In tal modo, non c’è un’origine unica e precisa dei significati delle parole, ma un loro continuo cambiamento. E nessuna sfera dell’esperienza – come per esempio quella alimentare – può rivendicare una qualche proprietà originaria dei segni. Altrimenti dovremmo spiegare al solito popolo bue dei consumatori (ma basta!) che la colomba pasquale non è un uccello, gli agnolotti non sono animaletti carini e il formato di pasta chiamato vermicelli non è costituito da orridi esseri striscianti. E che ne sarà della colla di pesce, del salame di cioccolato…? A essere referenzialisti, c’è da perdere l’appetito. E il suono della carne – che forse per questo è aborrito a Bruxelles – diviene la campana a morto della gastronomia. Da quelle parti, comunque, lo spezzatino si chiama carbonnade, e tutti lo mangiano senza tema di intossicazione carbonifera e, soprattutto, senza camminare sui carboni ardenti. Una metafora, si dirà. Appunto, una metafora, una metonimia, una sineddoche, ma soprattutto tante, tantissime forme di catacresi (la quale non è brutta malattia ma, come ci hanno spiegato a scuola, una figura retorica che presta parole alle cose che non ce l’hanno come le gambe dei tavoli e i colli delle bottiglie – o, diremo meglio, un significante che assume, se serve, nuovi significati).

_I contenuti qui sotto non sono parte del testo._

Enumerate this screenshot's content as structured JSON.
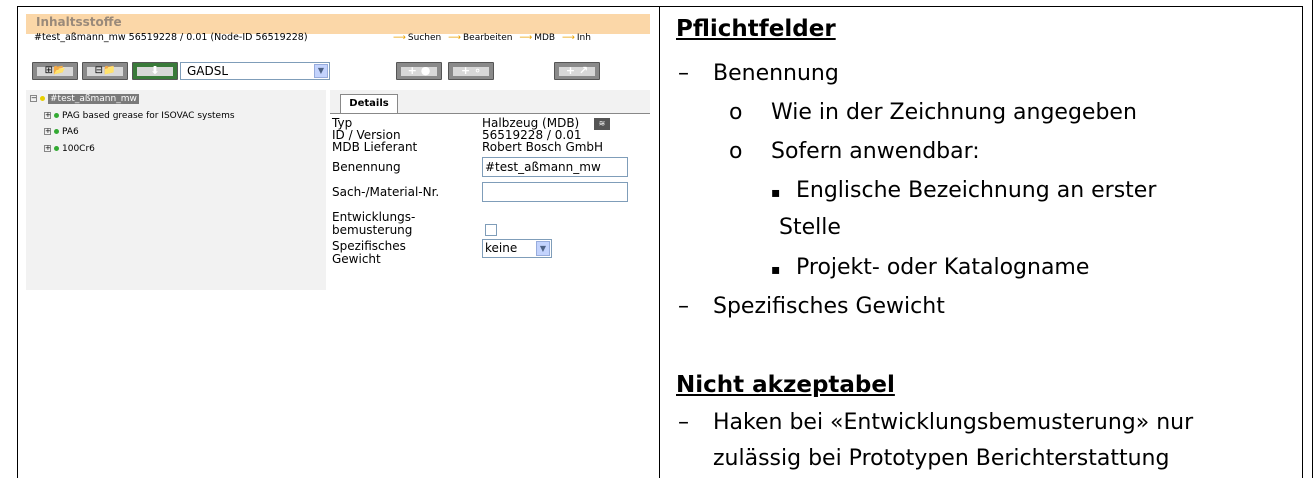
{
  "screenshot": {
    "header_title": "Inhaltsstoffe",
    "node_line": "#test_aßmann_mw 56519228 / 0.01 (Node-ID 56519228)",
    "links": [
      "Suchen",
      "Bearbeiten",
      "MDB",
      "Inh"
    ],
    "filter_select": "GADSL",
    "tree": {
      "root": "#test_aßmann_mw",
      "children": [
        "PAG based grease for ISOVAC systems",
        "PA6",
        "100Cr6"
      ]
    },
    "details": {
      "tab": "Details",
      "typ_label": "Typ",
      "typ_value": "Halbzeug (MDB)",
      "id_label": "ID / Version",
      "id_value": "56519228 / 0.01",
      "lieferant_label": "MDB Lieferant",
      "lieferant_value": "Robert Bosch GmbH",
      "benennung_label": "Benennung",
      "benennung_value": "#test_aßmann_mw",
      "sachnr_label": "Sach-/Material-Nr.",
      "sachnr_value": "",
      "entw_label_1": "Entwicklungs-",
      "entw_label_2": "bemusterung",
      "gewicht_label_1": "Spezifisches",
      "gewicht_label_2": "Gewicht",
      "gewicht_value": "keine"
    }
  },
  "notes": {
    "pflicht_heading": "Pflichtfelder",
    "dash": "–",
    "benennung": "Benennung",
    "bullet_o": "o",
    "wie_zeichnung": "Wie in der Zeichnung angegeben",
    "sofern": "Sofern anwendbar:",
    "square": "▪",
    "englische_1": "Englische Bezeichnung an erster",
    "englische_2": "Stelle",
    "projekt": "Projekt- oder Katalogname",
    "spez_gewicht": "Spezifisches Gewicht",
    "nicht_heading": "Nicht akzeptabel",
    "haken_1": "Haken bei «Entwicklungsbemusterung» nur",
    "haken_2": "zulässig bei Prototypen Berichterstattung"
  }
}
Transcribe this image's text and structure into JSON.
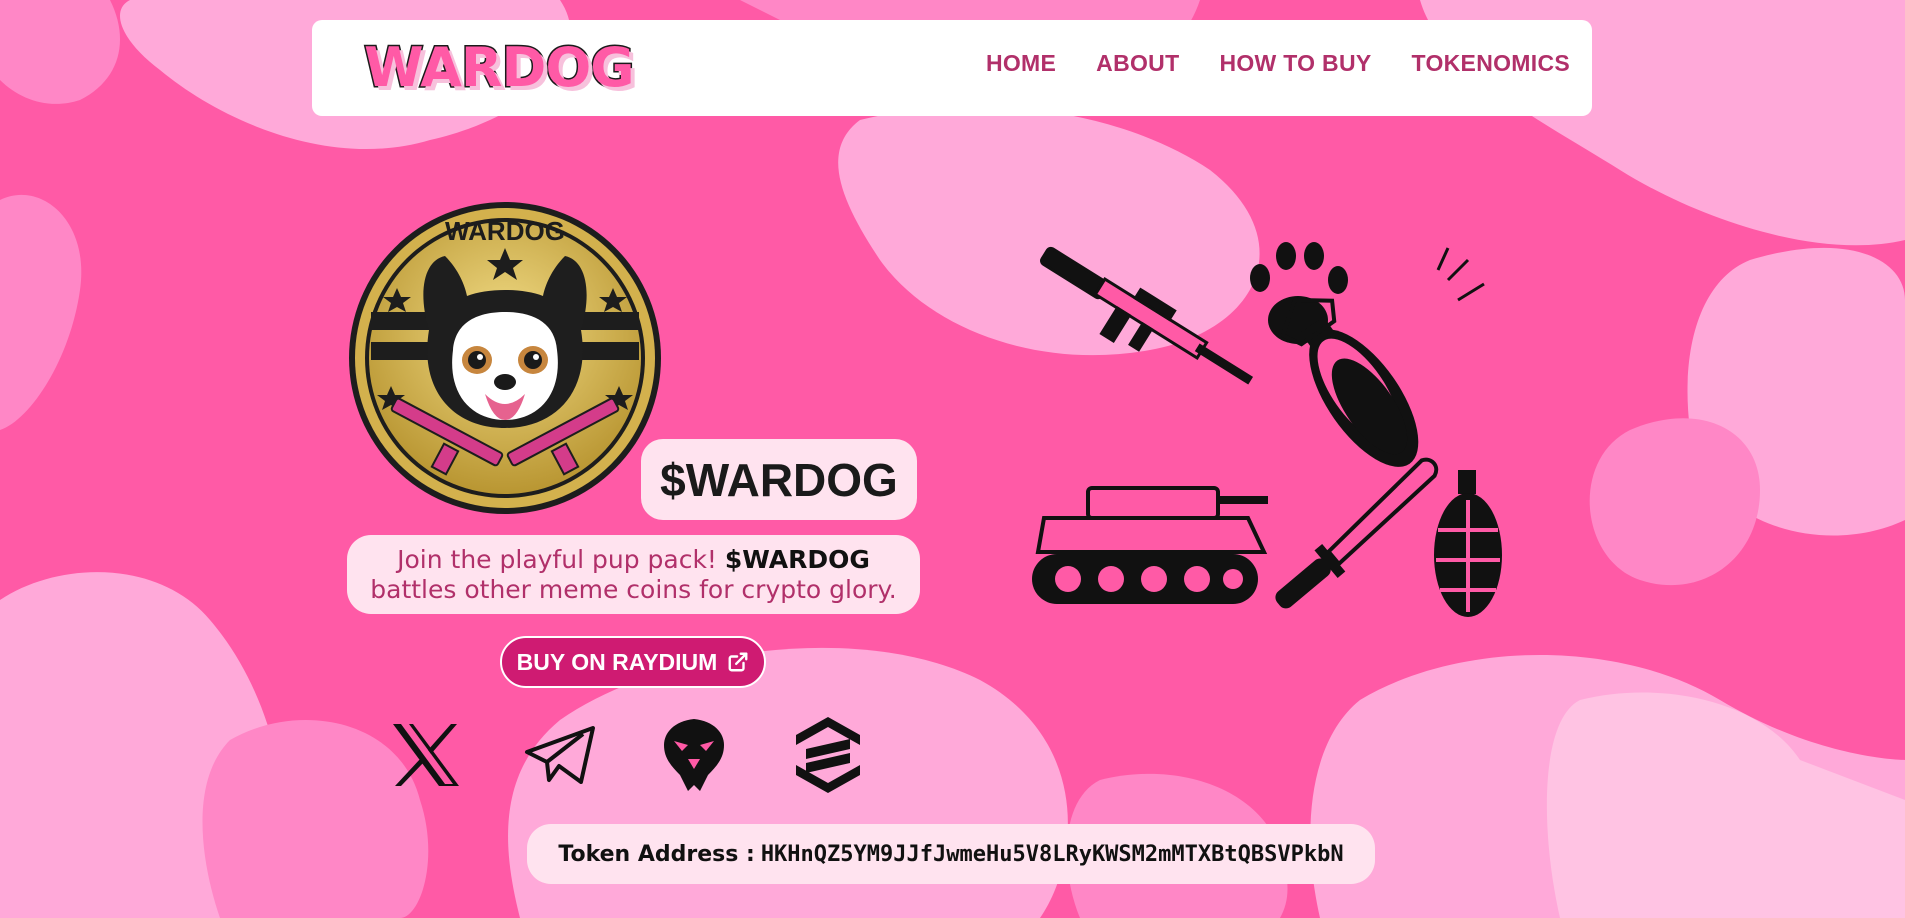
{
  "theme": {
    "background": "#ff5aa6",
    "blob_light": "#ffa9d9",
    "blob_mid": "#ff87c6",
    "panel": "#ffe3ef",
    "accent_text": "#b1306a",
    "button": "#cf1b72"
  },
  "nav": {
    "logo": "WARDOG",
    "links": [
      "HOME",
      "ABOUT",
      "HOW TO BUY",
      "TOKENOMICS"
    ]
  },
  "hero": {
    "coin_text": "WARDOG",
    "ticker": "$WARDOG",
    "tagline_line1": "Join the playful pup pack!",
    "tagline_bold": "$WARDOG",
    "tagline_line2": "battles other meme coins for crypto glory.",
    "buy_button": "BUY ON RAYDIUM",
    "buy_icon": "external-link-icon"
  },
  "socials": [
    {
      "name": "x-icon"
    },
    {
      "name": "telegram-icon"
    },
    {
      "name": "eagle-icon"
    },
    {
      "name": "exchange-logo-icon"
    }
  ],
  "token": {
    "label": "Token Address :",
    "address": "HKHnQZ5YM9JJfJwmeHu5V8LRyKWSM2mMTXBtQBSVPkbN"
  },
  "illustrations": [
    "rifle-icon",
    "paw-icon",
    "bomb-icon",
    "tank-icon",
    "knife-icon",
    "grenade-icon"
  ]
}
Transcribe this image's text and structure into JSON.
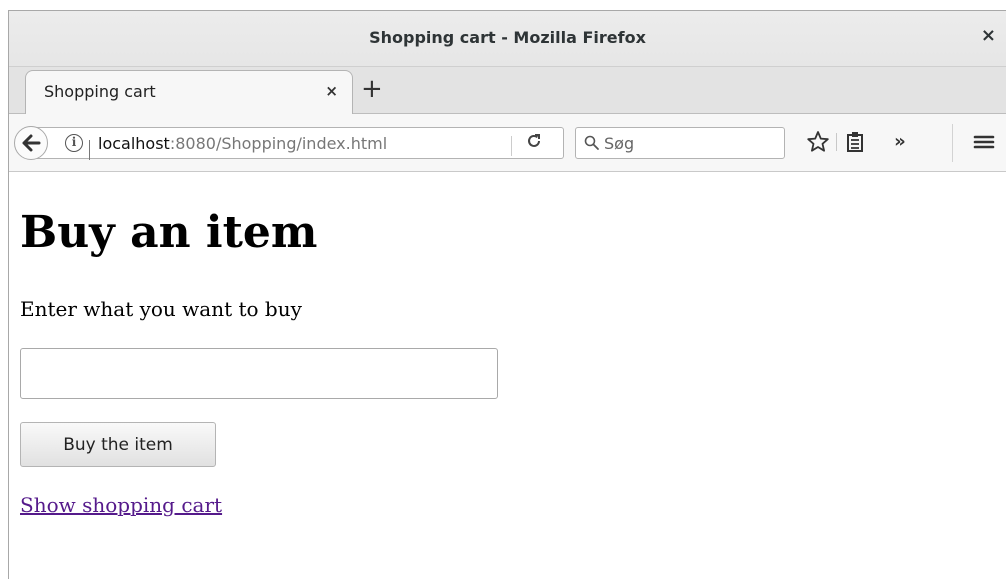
{
  "window": {
    "title": "Shopping cart - Mozilla Firefox",
    "close_label": "×"
  },
  "tabs": [
    {
      "label": "Shopping cart",
      "close_label": "×"
    }
  ],
  "new_tab_label": "+",
  "navbar": {
    "url_host": "localhost",
    "url_path": ":8080/Shopping/index.html",
    "search_placeholder": "Søg",
    "overflow_label": "»"
  },
  "page": {
    "heading": "Buy an item",
    "prompt": "Enter what you want to buy",
    "item_input_value": "",
    "buy_button_label": "Buy the item",
    "cart_link_label": "Show shopping cart"
  },
  "icons": {
    "back": "arrow-left-icon",
    "info": "info-icon",
    "reload": "reload-icon",
    "search": "search-icon",
    "bookmark": "star-icon",
    "reader": "clipboard-icon",
    "menu": "hamburger-icon"
  },
  "colors": {
    "visited_link": "#551a8b"
  }
}
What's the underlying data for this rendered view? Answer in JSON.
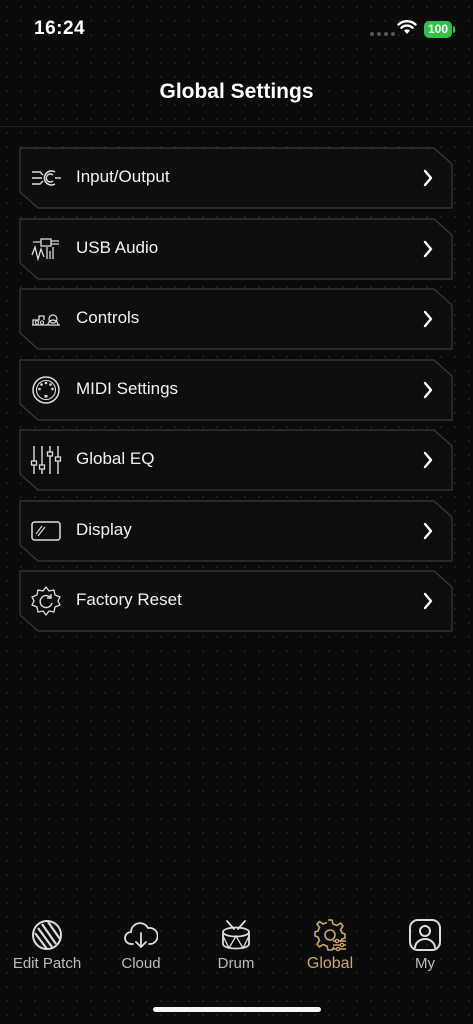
{
  "status": {
    "time": "16:24",
    "battery": "100"
  },
  "header": {
    "title": "Global Settings"
  },
  "menu": {
    "items": [
      {
        "label": "Input/Output",
        "icon": "input-output-icon"
      },
      {
        "label": "USB Audio",
        "icon": "usb-audio-icon"
      },
      {
        "label": "Controls",
        "icon": "controls-icon"
      },
      {
        "label": "MIDI Settings",
        "icon": "midi-icon"
      },
      {
        "label": "Global EQ",
        "icon": "eq-sliders-icon"
      },
      {
        "label": "Display",
        "icon": "display-icon"
      },
      {
        "label": "Factory Reset",
        "icon": "factory-reset-icon"
      }
    ]
  },
  "tabbar": {
    "tabs": [
      {
        "label": "Edit Patch",
        "icon": "edit-patch-icon"
      },
      {
        "label": "Cloud",
        "icon": "cloud-download-icon"
      },
      {
        "label": "Drum",
        "icon": "drum-icon"
      },
      {
        "label": "Global",
        "icon": "gear-icon",
        "active": true
      },
      {
        "label": "My",
        "icon": "user-icon"
      }
    ]
  },
  "colors": {
    "accent": "#c9a86a",
    "background": "#0b0b0b",
    "frame": "#3a3a3a"
  }
}
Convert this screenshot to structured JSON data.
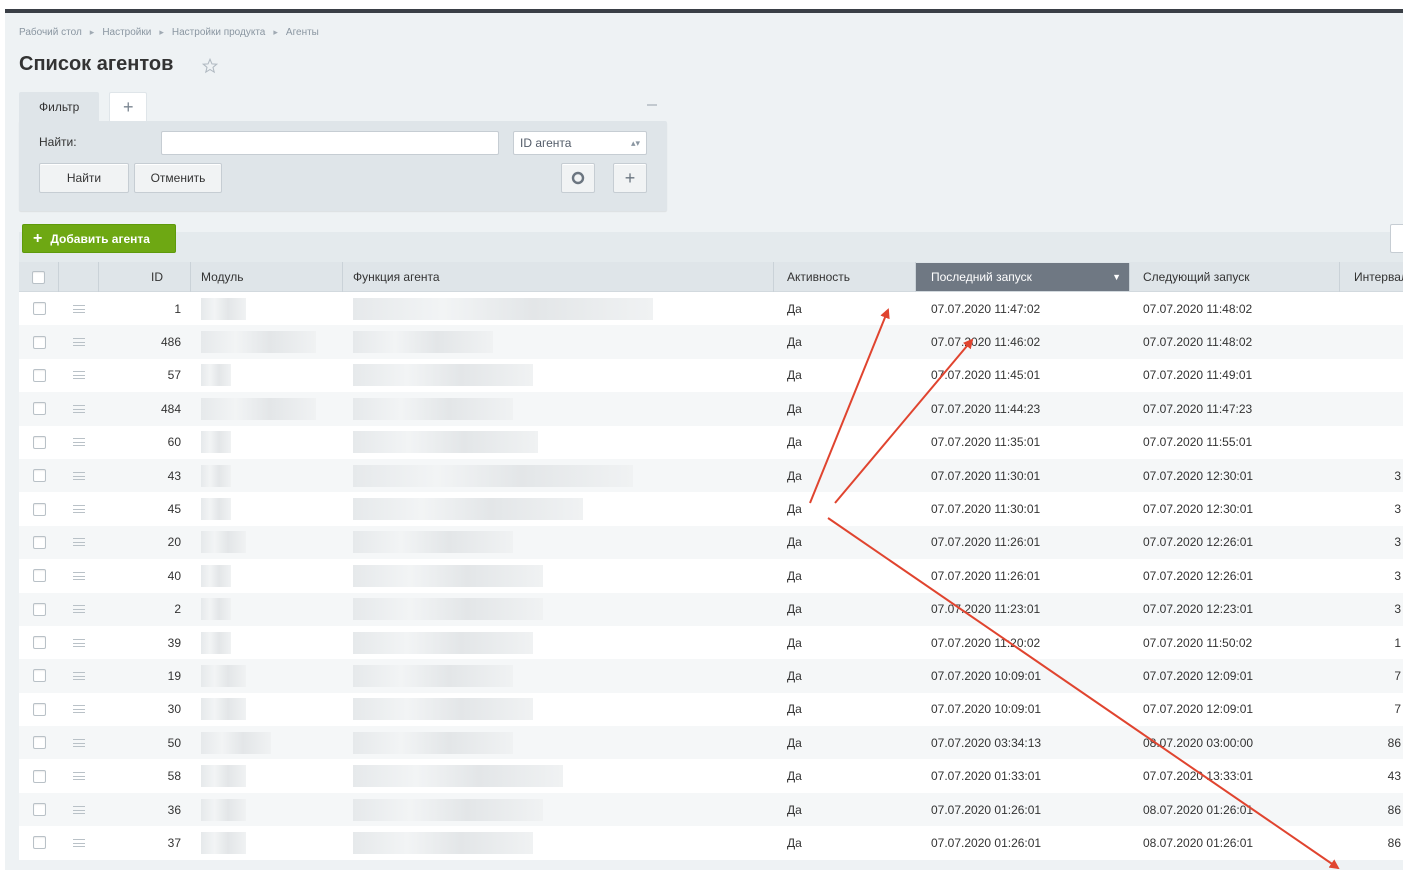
{
  "breadcrumb": [
    "Рабочий стол",
    "Настройки",
    "Настройки продукта",
    "Агенты"
  ],
  "page_title": "Список агентов",
  "filter": {
    "tab_label": "Фильтр",
    "find_label": "Найти:",
    "search_value": "",
    "select_value": "ID агента",
    "find_button": "Найти",
    "cancel_button": "Отменить"
  },
  "toolbar": {
    "add_agent": "Добавить агента"
  },
  "columns": {
    "id": "ID",
    "module": "Модуль",
    "function": "Функция агента",
    "active": "Активность",
    "last_run": "Последний запуск",
    "next_run": "Следующий запуск",
    "interval": "Интервал"
  },
  "rows": [
    {
      "id": "1",
      "active": "Да",
      "last_run": "07.07.2020 11:47:02",
      "next_run": "07.07.2020 11:48:02",
      "interval": ""
    },
    {
      "id": "486",
      "active": "Да",
      "last_run": "07.07.2020 11:46:02",
      "next_run": "07.07.2020 11:48:02",
      "interval": ""
    },
    {
      "id": "57",
      "active": "Да",
      "last_run": "07.07.2020 11:45:01",
      "next_run": "07.07.2020 11:49:01",
      "interval": ""
    },
    {
      "id": "484",
      "active": "Да",
      "last_run": "07.07.2020 11:44:23",
      "next_run": "07.07.2020 11:47:23",
      "interval": ""
    },
    {
      "id": "60",
      "active": "Да",
      "last_run": "07.07.2020 11:35:01",
      "next_run": "07.07.2020 11:55:01",
      "interval": ""
    },
    {
      "id": "43",
      "active": "Да",
      "last_run": "07.07.2020 11:30:01",
      "next_run": "07.07.2020 12:30:01",
      "interval": "3"
    },
    {
      "id": "45",
      "active": "Да",
      "last_run": "07.07.2020 11:30:01",
      "next_run": "07.07.2020 12:30:01",
      "interval": "3"
    },
    {
      "id": "20",
      "active": "Да",
      "last_run": "07.07.2020 11:26:01",
      "next_run": "07.07.2020 12:26:01",
      "interval": "3"
    },
    {
      "id": "40",
      "active": "Да",
      "last_run": "07.07.2020 11:26:01",
      "next_run": "07.07.2020 12:26:01",
      "interval": "3"
    },
    {
      "id": "2",
      "active": "Да",
      "last_run": "07.07.2020 11:23:01",
      "next_run": "07.07.2020 12:23:01",
      "interval": "3"
    },
    {
      "id": "39",
      "active": "Да",
      "last_run": "07.07.2020 11:20:02",
      "next_run": "07.07.2020 11:50:02",
      "interval": "1"
    },
    {
      "id": "19",
      "active": "Да",
      "last_run": "07.07.2020 10:09:01",
      "next_run": "07.07.2020 12:09:01",
      "interval": "7"
    },
    {
      "id": "30",
      "active": "Да",
      "last_run": "07.07.2020 10:09:01",
      "next_run": "07.07.2020 12:09:01",
      "interval": "7"
    },
    {
      "id": "50",
      "active": "Да",
      "last_run": "07.07.2020 03:34:13",
      "next_run": "08.07.2020 03:00:00",
      "interval": "86"
    },
    {
      "id": "58",
      "active": "Да",
      "last_run": "07.07.2020 01:33:01",
      "next_run": "07.07.2020 13:33:01",
      "interval": "43"
    },
    {
      "id": "36",
      "active": "Да",
      "last_run": "07.07.2020 01:26:01",
      "next_run": "08.07.2020 01:26:01",
      "interval": "86"
    },
    {
      "id": "37",
      "active": "Да",
      "last_run": "07.07.2020 01:26:01",
      "next_run": "08.07.2020 01:26:01",
      "interval": "86"
    }
  ],
  "colors": {
    "accent_green": "#6ea813",
    "sorted_header": "#6f7883",
    "annotation_arrow": "#e0442f"
  }
}
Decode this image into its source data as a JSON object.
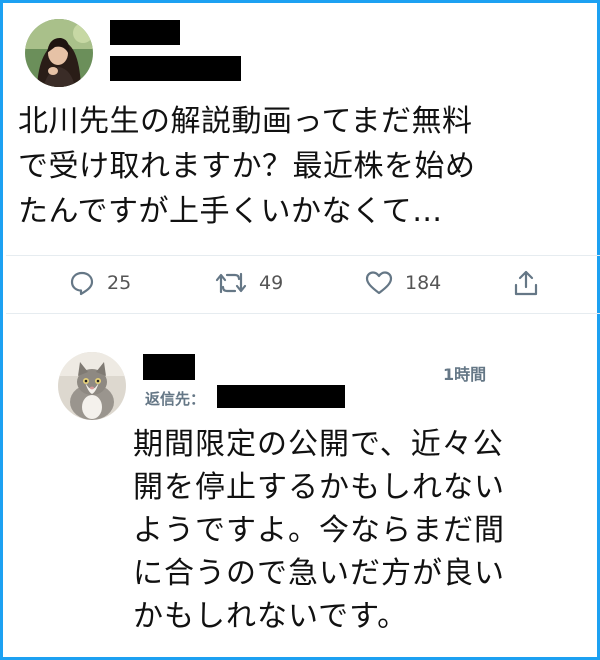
{
  "tweet": {
    "text_lines": [
      "北川先生の解説動画ってまだ無料",
      "で受け取れますか？最近株を始め",
      "たんですが上手くいかなくて…"
    ],
    "actions": {
      "reply_count": "25",
      "retweet_count": "49",
      "like_count": "184"
    }
  },
  "reply": {
    "time": "1時間",
    "reply_to_label": "返信先：",
    "text_lines": [
      "期間限定の公開で、近々公",
      "開を停止するかもしれない",
      "ようですよ。今ならまだ間",
      "に合うので急いだ方が良い",
      "かもしれないです。"
    ]
  },
  "colors": {
    "frame_border": "#1da1f2",
    "icon_gray": "#657786",
    "redaction": "#000000"
  },
  "icons": [
    "reply-icon",
    "retweet-icon",
    "like-icon",
    "share-icon"
  ]
}
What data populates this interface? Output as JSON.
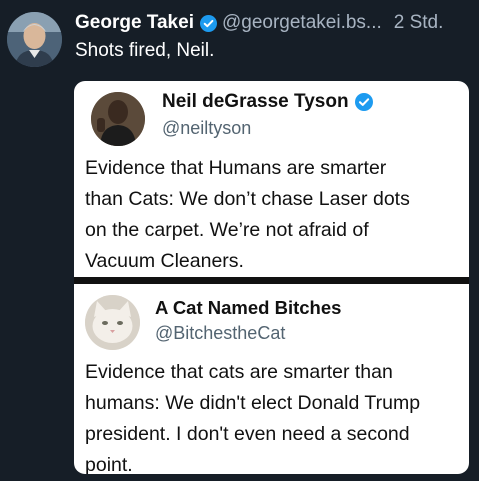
{
  "post": {
    "display_name": "George Takei",
    "handle": "@georgetakei.bs...",
    "time": "2 Std.",
    "text": "Shots fired, Neil.",
    "avatar_icon": "person-avatar-icon",
    "verified_color": "#1d9bf0"
  },
  "embedded_image": {
    "tweet1": {
      "name": "Neil deGrasse Tyson",
      "handle": "@neiltyson",
      "verified": true,
      "lines": [
        "Evidence that Humans are smarter",
        "than Cats:  We don’t chase Laser dots",
        "on the carpet. We’re not afraid of",
        "Vacuum Cleaners."
      ]
    },
    "tweet2": {
      "name": "A Cat Named Bitches",
      "handle": "@BitchestheCat",
      "lines": [
        "Evidence that cats are smarter than",
        "humans: We didn't elect Donald Trump",
        "president. I don't even need a second",
        "point."
      ]
    }
  }
}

La lezioncina potrebbe continuare, chiarendo come la lingua sbadigli dinnanzi alle supposte proprietà intrinseche delle cose, e pensando semmai ai suoi complessi intrecci interni fra iponimi e iperonimi, ai contesti entro cui le parole, bontà loro, inevitabilmente si trovano a funzionare, alle situazioni che le generano e le tradiscono… Viene la lacrimuccia ripensando alle ottanta pagine del Trattato di Eco che cercano di spiegare come mai un termine come bachelor possa significare al tempo stesso uno scapolo, un diplomato in un college americano e uno scudiero: che avranno in comune questi qua per esser racchiusi in un solo significante? La lingua, esattamente come la cucina, è un organismo vivo: mica può occuparsi di restare fedele a se stessa, e meno che mai ai nostri stomaci impauriti dai prodotti industriali che li assediano quotidianamente.

Possiamo augurarci, ancora una volta, che i nostri legislatori si circondino, quando decidono sulle sorti della comunicazione, di competenti in materia, così come fanno (lo fanno?) per la medicina o la finanza. Nel frattempo, pazienti, accompagneremo il nostro spezzatino meat sounding con arancine senza arance, ossa di morto, teste di moro, dita di apostolo, lingue di gatto e un buon affogato. Il tutto innaffiato da tanto, ma tanto, vino dealcolato. Vino?